Ukur turun dari Si Sembrani, menepuk kuda itu agar menjauhi palagan jurit. Dengan segera dirinya bersedekap, memusatkan perhatian dan konsentrasi ke dzat yang Maha Tinggi. Ia melihat kondisi sudah kritis, dan memanggil Lodaya barangkali bisa menjadi solusi.

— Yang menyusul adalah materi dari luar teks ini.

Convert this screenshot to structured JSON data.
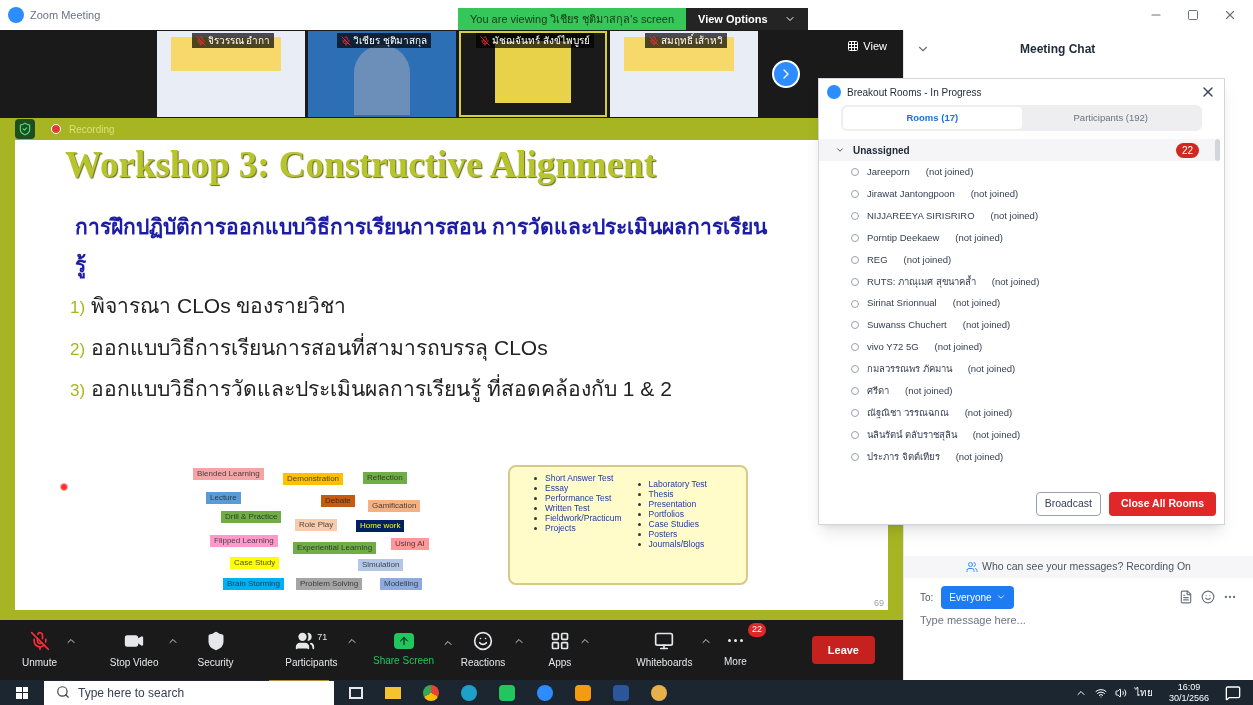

“Bismillahirrohmaanirrohiim..
Pun sapun dulur linuhung
Linuhung dangiang sihung
Sihung ahung kuku bengkung
Bengkung ngariung simana welang
Welang culang-caling tarang
Tarang kerung panon hurung
Hurung ngempur tanpa piruha
Piruha dangongna awak
Awak lempay buntut ngagebay
Ngagebay marengan gupay
Hiap Bujang, hiap lanjang
Cangreud pageuh tali gadang
Antara dia jeung kami
Papada asuhan Hyang
Pun sapun geura cunduk
Balungbang yap geura datang
Ahuuung…ahuuung..ahuung…”

Namun anehnya, tak terasa ada karuhun yang datang. Tak ada pertanada apa pun yang menunjukkan tanda-tanda kedatangan jirim dari dunia lain. Ukur kembali merapal jangjawokan pemanggil Lodaya, pengemat kedatangan harimau Jawa besar sebesar kerbau yang selama ini tak pernah mengecewakannya di saat-saat terdesak.

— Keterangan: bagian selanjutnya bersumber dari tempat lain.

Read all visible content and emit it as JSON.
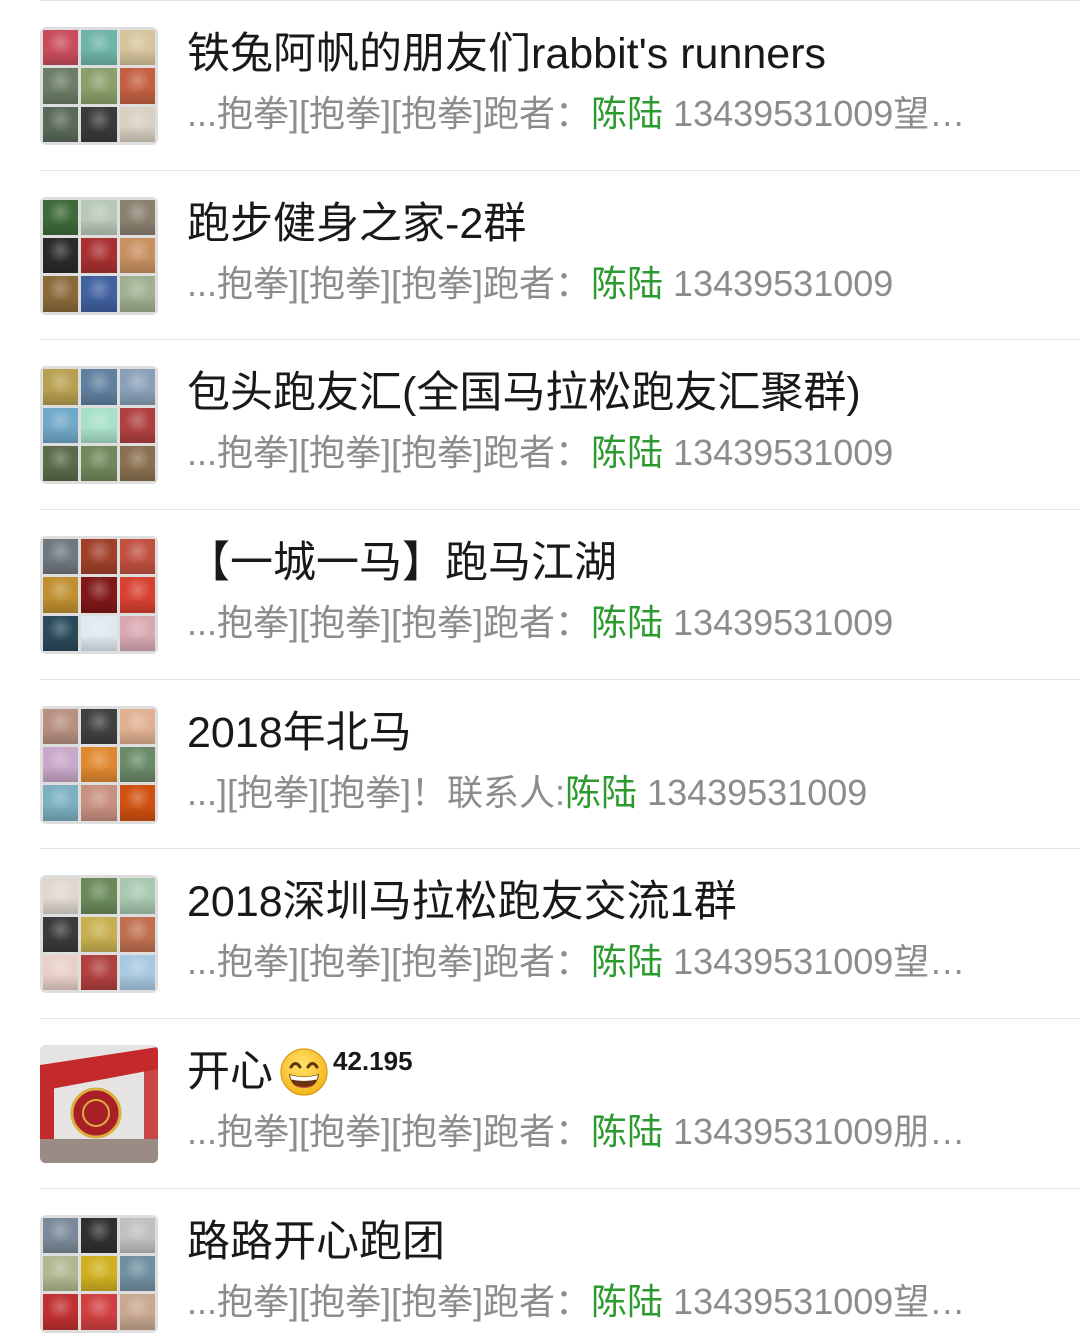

Untuk ketiga kalinya dicobanya kembali mantera lama itu ia bacakan dalam hati dengan perasaaan yang dibuat sekhusyuk mungkin. Tetap saja tak ada yang berubah. Biasanya, meski dalam badai teriakan dan keriuhan seramai apa pun, Ukur selalu merasa ada detik-detik yang sunyi, udara seolah beku, menyambut kedatangan sang Lodaya. Tapi kali ini tidak. Tak ada semua pertanda itu semua.

“Duuh, ini mungkin balasan perasaanku yang kadang mendua. Berdalih bahwa semua hanya demi dan atas nama Allah yang Maha Esa, sementara nyatanya kepada makhluk-Nya pula aku meminta bantuan,” kata Ukur membatin. Ia merasa telah begitu kotornya menjadi hamba yang menduakan Tuan, apalagi Tuan yang Maha Esa, Allah SWT.

Baca Juga  Pemberontakan Dipati Ukur

“Jangan biarkan pasukan kita mati sia-sia!” teriak Ukur sekerasnya. Teriakan yang tentu saja didengar seluruh wadya bala Sumedang-Ukur dan para pimpinannya. “Mundur! Mundur masuk ke rawa-rawa! Mundur, pilih pertarungan jarak dekat di rawa-rawa!”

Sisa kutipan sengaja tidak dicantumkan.